Ce n’étoit pas de mes Sabats qu’ils me parloient, comme les autres
qui me venoient voir à la Cour d’Eglise. Ils m’entretenoient
de mes devoirs vers Dieu, & de mes infidelitez à son service. Peu à
peu je me sentis touchée, & leur fis le narré de ma miserable vie,
ou plûtost de ma méchante mort : car je n’ay commancé de vivre
selon Dieu qu’aux prisons de Roüen, lors que je me suis preparée à
mourir.
 
C’eust esté mon dessein de faire bien-tost ma Confession ; car
depuis ma generale, je n’en avois pas fait vne bonne : mais ils me
dirent que ce n’étoit pas où il falloit commancer, & qu’il étoit
question auparavant de se convertir serieusement & solidement
à Dieu par la penitence interieure du cœur humilié & contrit, &
exterieure du corps affligé & mal traitté. De plus, que je devois
travailler à oster de moy toute haine, inimitié, aversion contre feu
M. d’Evreux & les filles. Ce dernier poinct me déplaisoit vn peu :
neantmoins apres plusieurs jours de prieres, de larmes, & de lectures
devotes, Dieu me fit la grace de pouvoir tres-aisément prier
pour feu M. d’Evreux, & me resoudre d’écrire aux filles. Ils virent
mes lettres, & y changerent trois ou quatre mots, qui ne leur sembloient
pas assez humbles. Elles étoient adressées à la Mere Abesse :
& apres luy avoir dit, qu’on se disposoit à travailler bien-tost
au procés pour le vuider, & que je m’apprêtois à parler à mes Iuges
en toute verité & sincerité, comme à Iesus-Christ mesme : Le
reste ex exprimé en ces termes : Ie demande pardon à toutes des
fautes tres-grieves & innombrables que j’ay commises en la Maison
de Dieu, où je ne devois faire que de tres-saintes œuvres, selon ma vocation.

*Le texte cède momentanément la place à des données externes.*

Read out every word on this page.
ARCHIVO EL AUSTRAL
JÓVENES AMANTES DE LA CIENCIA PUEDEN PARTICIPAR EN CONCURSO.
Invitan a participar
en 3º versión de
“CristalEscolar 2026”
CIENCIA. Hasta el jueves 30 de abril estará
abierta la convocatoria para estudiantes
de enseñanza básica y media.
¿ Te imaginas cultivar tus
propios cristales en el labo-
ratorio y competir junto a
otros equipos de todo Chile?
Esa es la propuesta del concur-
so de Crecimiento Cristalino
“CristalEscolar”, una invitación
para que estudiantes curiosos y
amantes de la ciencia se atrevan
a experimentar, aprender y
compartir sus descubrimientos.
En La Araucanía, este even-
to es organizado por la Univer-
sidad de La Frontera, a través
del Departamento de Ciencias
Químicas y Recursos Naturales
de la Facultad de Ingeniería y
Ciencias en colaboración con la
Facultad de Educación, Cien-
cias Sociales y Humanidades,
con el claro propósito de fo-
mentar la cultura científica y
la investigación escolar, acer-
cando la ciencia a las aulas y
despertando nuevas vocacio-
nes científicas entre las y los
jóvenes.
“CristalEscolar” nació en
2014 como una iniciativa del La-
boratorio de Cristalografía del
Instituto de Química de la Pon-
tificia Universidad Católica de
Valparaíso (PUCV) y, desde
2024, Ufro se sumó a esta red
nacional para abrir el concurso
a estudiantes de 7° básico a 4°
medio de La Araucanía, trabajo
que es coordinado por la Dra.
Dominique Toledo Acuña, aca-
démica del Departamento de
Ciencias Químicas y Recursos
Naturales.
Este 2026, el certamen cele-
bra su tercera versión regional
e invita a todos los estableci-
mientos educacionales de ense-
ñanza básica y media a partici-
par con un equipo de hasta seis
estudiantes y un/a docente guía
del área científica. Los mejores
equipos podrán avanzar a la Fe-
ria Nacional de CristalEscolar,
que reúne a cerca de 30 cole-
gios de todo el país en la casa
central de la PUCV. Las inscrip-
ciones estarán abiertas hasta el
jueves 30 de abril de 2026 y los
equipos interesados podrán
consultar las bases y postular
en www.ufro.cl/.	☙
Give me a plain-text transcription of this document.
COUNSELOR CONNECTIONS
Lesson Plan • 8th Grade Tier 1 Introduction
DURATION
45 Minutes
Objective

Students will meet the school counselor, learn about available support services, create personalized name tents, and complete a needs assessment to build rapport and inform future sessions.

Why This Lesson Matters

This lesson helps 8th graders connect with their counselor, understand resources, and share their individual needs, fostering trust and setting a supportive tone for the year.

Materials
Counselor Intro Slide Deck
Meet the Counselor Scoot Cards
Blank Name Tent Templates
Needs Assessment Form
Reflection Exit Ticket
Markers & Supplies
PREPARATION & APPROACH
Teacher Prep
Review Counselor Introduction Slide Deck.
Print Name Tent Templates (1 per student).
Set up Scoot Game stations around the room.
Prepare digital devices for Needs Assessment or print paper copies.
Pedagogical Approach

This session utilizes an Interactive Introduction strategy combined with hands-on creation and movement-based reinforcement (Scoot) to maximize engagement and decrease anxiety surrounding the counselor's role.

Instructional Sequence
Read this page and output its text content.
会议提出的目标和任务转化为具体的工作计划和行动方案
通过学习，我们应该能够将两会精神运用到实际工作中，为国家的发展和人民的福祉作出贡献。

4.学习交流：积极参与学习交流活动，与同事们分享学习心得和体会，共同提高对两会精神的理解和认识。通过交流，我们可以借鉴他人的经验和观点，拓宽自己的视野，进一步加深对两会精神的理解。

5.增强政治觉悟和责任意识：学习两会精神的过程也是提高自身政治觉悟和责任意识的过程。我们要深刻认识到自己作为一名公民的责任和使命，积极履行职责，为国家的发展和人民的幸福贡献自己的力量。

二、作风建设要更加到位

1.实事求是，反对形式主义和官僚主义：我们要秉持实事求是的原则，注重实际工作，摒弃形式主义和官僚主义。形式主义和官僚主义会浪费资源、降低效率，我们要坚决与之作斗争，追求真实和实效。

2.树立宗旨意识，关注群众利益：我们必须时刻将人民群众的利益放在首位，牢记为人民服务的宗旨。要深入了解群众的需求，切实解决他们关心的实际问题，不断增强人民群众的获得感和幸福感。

Il n’y en a pas vne depuis la premiere jusques à la derniere
d’entre elles à qui je ne pardonne d’aussi bon cœur que je souhaite
que nôtre Seigneur me pardonne. Si j’ay eu quelque pensée qu’on ait
agi trop rigoureusement contre moy ; I’espere qu’elles auront toutes
assez de bonté pour en faire autant à l’endroit de la miserable Magdelaine,
qui est toûjours leur pauvre, bien que tres-indigne, Sœur, &
qui est preste d’expier ses offenses contre Dieu en la maniere qu’il luy
plaira. Peut-estre ne nous verrons nous plus elles & moy en ce monde : Ie
suplie nôtre Seigneur Ie sus, que nous nous puissiõs revoir devant luy.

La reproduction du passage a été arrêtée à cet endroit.